Pan American Fire & Casualty Co. v. Revere
188 F.Supp. 474 (E.D. La. 1960)

  • A truck hit a schoolbus, killing a bunch of people. Some other cars couldn’t stop in time and got into a secondary accident, injuring more people. A bunch of people started suing the owner of the truck, or more accurately the insurance company that insured the truck (Pan American).
  • Pan American instituted an interpleader action. They basically said that they insured the truck owner for a maximum of $100k. They put the $100k in escrow and asked the Court to join all of the lawsuits into one, and tell Pan American who to give what % of the $100k to. One of the claimants (Revere) made a motion to dismiss.
    • Btw, Pan American (and the truck owner) also denied all liability to the claimants. Admitting liability would amount to a concession that the driver was negligent and that would expose them to very large personal liability judgments.
  • The Federal Trial Court found for Pan American and allowed the case to proceed.
    • The Trial Court recognized that the idea of an interpleader is that someone is in danger of being compelled to pay the same debt twice.

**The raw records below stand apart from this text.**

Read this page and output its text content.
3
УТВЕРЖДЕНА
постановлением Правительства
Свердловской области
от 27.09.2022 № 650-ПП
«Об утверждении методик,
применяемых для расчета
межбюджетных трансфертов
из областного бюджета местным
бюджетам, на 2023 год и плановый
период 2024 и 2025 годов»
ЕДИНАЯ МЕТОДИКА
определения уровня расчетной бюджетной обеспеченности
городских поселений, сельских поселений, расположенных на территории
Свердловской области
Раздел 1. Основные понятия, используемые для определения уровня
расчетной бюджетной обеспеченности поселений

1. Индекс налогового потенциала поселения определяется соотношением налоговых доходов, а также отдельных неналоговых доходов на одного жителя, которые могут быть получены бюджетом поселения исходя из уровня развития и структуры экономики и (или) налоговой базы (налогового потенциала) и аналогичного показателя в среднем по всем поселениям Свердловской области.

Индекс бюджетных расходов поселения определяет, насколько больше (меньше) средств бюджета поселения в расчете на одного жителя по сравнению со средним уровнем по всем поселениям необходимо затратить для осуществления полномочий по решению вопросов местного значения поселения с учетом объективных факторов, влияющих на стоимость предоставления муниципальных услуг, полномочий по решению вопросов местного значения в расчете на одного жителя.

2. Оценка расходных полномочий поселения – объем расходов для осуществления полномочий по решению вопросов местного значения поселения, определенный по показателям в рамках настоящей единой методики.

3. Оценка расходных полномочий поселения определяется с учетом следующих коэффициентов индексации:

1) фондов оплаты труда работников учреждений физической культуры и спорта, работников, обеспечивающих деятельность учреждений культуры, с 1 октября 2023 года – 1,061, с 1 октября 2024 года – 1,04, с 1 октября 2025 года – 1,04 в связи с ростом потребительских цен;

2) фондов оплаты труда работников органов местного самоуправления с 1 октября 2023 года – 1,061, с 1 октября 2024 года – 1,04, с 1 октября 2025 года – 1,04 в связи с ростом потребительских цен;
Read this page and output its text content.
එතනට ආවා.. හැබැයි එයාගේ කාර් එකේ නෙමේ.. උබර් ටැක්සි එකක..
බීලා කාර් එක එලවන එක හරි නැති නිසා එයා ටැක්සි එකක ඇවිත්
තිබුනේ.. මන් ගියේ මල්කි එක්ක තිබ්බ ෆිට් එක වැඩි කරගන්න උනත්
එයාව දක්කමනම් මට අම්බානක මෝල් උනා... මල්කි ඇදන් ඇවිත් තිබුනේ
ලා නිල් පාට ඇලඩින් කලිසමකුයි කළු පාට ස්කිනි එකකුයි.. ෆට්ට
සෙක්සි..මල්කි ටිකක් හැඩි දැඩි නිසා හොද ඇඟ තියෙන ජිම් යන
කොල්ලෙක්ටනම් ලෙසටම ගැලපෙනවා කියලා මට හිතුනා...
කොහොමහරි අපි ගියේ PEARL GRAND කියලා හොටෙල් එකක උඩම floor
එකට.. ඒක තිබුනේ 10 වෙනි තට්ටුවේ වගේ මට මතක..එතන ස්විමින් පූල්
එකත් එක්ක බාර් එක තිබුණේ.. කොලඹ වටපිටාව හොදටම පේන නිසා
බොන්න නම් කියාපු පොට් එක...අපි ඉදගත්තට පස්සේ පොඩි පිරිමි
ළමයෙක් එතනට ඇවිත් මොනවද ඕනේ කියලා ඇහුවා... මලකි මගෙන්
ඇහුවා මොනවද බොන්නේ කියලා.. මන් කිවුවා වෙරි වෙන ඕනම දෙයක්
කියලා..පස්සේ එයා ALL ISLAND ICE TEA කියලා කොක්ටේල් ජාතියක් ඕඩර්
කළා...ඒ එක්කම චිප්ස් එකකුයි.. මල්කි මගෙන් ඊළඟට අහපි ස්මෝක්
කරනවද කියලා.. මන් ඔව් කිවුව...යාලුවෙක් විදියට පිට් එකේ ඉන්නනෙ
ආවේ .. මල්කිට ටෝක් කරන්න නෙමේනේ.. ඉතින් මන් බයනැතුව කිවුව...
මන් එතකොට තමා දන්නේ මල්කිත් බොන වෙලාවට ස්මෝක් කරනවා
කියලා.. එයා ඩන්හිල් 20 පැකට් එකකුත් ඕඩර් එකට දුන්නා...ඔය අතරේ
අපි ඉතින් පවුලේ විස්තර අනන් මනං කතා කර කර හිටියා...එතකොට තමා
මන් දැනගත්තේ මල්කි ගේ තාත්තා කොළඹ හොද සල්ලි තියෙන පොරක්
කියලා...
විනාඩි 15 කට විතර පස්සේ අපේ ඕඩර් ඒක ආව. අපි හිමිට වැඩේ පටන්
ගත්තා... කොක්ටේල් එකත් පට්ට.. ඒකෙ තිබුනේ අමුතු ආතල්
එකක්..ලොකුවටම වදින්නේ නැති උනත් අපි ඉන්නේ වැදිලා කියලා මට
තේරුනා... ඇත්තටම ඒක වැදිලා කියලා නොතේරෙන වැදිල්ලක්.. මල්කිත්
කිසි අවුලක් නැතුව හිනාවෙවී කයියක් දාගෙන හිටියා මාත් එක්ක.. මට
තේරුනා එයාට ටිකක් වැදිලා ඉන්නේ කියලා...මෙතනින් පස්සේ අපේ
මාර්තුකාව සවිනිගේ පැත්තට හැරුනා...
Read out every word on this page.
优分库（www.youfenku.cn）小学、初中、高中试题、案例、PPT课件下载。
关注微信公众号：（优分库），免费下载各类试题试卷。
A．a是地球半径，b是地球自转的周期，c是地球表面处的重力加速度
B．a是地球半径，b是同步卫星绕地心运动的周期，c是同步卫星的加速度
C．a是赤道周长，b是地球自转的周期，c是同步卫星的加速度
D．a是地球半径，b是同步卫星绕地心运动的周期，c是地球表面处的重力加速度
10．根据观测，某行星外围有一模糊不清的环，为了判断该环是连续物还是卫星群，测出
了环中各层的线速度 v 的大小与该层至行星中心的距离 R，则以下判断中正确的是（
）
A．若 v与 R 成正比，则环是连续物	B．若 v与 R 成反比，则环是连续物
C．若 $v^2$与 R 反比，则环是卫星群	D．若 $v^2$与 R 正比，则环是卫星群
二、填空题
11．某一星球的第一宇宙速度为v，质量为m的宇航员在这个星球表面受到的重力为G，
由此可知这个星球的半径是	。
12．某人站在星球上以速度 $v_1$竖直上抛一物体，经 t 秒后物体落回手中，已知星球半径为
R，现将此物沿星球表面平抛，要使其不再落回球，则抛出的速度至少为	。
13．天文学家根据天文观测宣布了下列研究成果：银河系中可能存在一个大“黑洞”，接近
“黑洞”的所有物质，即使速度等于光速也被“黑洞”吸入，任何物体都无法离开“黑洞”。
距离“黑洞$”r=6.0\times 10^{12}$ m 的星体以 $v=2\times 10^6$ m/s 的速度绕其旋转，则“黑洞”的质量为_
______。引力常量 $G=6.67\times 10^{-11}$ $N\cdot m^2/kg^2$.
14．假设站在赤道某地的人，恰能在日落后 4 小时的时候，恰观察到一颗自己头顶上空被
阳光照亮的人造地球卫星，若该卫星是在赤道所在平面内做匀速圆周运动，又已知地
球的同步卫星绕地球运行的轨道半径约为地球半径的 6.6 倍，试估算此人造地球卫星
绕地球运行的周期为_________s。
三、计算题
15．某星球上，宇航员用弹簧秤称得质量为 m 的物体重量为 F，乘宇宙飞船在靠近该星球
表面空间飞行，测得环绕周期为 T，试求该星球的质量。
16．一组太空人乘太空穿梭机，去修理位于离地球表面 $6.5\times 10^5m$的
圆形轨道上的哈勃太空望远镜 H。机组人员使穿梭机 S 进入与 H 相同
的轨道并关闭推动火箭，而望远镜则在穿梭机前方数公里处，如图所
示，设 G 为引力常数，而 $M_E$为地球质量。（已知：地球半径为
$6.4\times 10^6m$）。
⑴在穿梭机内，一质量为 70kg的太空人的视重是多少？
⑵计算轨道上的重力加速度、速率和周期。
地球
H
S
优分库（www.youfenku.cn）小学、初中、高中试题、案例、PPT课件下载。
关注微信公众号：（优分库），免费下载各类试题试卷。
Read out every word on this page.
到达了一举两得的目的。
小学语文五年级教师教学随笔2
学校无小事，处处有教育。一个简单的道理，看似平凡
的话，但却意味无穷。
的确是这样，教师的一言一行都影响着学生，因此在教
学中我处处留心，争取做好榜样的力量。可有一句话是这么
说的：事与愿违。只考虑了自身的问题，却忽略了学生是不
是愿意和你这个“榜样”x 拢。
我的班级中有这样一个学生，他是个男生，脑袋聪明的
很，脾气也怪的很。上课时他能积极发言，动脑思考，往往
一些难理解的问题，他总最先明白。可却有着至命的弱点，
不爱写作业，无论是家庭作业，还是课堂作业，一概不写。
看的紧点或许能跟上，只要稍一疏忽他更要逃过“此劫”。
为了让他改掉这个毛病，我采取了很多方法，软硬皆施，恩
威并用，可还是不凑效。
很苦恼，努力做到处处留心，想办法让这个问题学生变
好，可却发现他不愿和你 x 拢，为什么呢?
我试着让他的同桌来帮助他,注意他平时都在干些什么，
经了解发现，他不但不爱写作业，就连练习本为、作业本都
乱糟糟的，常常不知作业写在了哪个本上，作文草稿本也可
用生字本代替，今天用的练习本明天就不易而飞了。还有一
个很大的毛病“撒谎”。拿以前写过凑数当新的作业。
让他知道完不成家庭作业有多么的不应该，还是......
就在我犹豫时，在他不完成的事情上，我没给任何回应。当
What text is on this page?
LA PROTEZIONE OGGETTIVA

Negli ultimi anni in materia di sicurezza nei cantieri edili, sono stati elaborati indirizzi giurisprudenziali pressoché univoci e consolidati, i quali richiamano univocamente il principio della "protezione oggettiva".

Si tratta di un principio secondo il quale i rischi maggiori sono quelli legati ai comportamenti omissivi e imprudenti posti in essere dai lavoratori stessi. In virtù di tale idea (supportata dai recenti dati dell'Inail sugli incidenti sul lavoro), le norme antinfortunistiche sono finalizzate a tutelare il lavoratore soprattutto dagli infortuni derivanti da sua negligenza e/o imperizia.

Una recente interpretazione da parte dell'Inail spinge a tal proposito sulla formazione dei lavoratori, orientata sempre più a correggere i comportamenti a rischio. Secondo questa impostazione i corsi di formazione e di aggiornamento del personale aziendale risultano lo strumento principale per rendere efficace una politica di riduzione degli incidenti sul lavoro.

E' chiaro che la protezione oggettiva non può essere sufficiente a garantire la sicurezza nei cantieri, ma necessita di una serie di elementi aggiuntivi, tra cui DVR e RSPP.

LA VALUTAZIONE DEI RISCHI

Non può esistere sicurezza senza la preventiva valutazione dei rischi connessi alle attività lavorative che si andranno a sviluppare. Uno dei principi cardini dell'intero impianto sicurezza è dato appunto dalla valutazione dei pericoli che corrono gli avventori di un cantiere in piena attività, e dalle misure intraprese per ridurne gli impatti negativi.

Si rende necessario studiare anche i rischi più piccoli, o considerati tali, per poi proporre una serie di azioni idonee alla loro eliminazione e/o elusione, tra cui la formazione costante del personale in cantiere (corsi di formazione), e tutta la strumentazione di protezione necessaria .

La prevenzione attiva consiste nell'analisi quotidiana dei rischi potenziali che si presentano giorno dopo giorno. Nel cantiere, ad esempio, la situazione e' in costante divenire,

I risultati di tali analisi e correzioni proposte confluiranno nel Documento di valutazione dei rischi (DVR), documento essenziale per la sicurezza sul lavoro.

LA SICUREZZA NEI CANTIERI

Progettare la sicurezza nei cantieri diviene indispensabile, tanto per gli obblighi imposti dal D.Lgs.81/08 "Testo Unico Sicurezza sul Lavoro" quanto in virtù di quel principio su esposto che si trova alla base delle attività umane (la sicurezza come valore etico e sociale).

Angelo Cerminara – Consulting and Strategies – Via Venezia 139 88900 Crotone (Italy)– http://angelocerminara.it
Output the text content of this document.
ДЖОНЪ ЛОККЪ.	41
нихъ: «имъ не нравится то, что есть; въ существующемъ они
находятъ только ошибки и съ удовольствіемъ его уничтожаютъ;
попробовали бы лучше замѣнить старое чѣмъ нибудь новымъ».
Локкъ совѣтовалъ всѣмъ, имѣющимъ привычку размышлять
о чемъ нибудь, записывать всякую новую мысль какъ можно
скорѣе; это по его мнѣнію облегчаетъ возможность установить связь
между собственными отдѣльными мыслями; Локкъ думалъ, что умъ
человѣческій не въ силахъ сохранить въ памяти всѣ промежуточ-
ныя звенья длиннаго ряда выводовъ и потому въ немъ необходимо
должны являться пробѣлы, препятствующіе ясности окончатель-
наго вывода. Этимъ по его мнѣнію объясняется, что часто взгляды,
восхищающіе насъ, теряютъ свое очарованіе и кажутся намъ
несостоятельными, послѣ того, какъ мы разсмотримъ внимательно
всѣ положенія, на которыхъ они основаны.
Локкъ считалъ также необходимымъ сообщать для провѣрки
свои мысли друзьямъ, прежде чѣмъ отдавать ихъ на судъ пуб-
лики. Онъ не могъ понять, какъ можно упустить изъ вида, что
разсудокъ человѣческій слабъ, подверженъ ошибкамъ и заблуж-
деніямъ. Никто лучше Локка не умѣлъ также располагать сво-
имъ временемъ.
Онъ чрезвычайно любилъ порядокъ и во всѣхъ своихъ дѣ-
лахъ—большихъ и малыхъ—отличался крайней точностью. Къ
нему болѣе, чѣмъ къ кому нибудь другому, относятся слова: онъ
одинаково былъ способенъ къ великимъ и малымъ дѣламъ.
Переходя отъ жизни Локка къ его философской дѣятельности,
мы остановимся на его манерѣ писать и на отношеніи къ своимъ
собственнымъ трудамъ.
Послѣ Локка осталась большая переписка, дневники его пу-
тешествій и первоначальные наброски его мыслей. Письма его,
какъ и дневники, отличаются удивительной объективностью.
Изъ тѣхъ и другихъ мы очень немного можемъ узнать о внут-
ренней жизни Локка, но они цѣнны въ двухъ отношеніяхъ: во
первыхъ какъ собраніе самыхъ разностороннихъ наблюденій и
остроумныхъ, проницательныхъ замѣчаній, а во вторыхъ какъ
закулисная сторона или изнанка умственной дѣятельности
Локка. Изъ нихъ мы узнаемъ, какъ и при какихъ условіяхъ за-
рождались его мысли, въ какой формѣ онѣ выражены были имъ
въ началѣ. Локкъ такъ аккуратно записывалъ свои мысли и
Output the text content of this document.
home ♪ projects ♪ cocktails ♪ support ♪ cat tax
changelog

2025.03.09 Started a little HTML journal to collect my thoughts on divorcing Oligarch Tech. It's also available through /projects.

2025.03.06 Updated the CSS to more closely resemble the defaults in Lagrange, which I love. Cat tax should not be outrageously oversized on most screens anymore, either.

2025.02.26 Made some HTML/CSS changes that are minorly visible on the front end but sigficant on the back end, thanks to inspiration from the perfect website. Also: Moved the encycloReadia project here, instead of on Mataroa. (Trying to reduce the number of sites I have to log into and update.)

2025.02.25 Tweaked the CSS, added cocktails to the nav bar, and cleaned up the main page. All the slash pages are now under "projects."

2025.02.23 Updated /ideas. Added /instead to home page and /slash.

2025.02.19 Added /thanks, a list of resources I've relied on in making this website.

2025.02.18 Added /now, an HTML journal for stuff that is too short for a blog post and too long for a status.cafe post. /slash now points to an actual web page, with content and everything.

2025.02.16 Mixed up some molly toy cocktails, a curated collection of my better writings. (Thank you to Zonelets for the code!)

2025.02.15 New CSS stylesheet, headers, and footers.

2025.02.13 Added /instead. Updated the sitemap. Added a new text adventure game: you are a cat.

That is not what this case is about. Here Pan American is trying to use the interpleader rules because they have a fixed the limits of liability.
      • Basically, although Pan American might be forced to pay multiple claims to multiple people, they never have to pay the same claim twice. Each claim is independent.
    • However, the Court found that an insurer with limited contractual liability who faces claims in excess of his policy limits is “exposed” to paying more than what they are legally required to pay, so that should count under Rule 22.
      • If the claims were allowed to proceed as different cases, each court could order Pan American to pay $100k to each defendant.
      • These are unliquidated tort claims, and at the Time Revere made his motion the Court had no way of knowing how much recovery each plaintiff would eventually get.
    • Some of the claimants had already sued in State Court, but the Trial Court ruled that they had the authority to take those cases out of State Court and join them into the Federal proceeding under 28 U.S.C. § 2283(2).
      • 28 U.S.C. § 2283(2) allows a Federal Court to stop a State Court from hearing a claim related to an interpleader, “Where the issuance of an injunction by the Federal Court is necessary in aid of its jurisdiction”
      • There are two mechanisms one can use for initiating an interpleader. Using 28 U.S.C. § 1335 is a stautory interpleader. The other uses Rule 22, and is a rule interpleader. Since this case was brought using Rule 22, it was debatable whether you could invoke provisions of 28 U.S.C. § 1335 like this. The Court found they could.
    • Then the Court ruled that, according to Rule 22, the lawsuit could only be brought in Texas (where Pan American was located) and could not join anyone outside of Texas jurisdiction. Unfortunately, most of the claimants were from other States. But, that jurisdictional issue does not apply for 28 U.S.C. § 1335 lawsuits. So, the Court changed the basis of the lawsuit from a Rule 22 action to a 28 U.S.C. § 1335 action and allowed the lawsuit to proceed.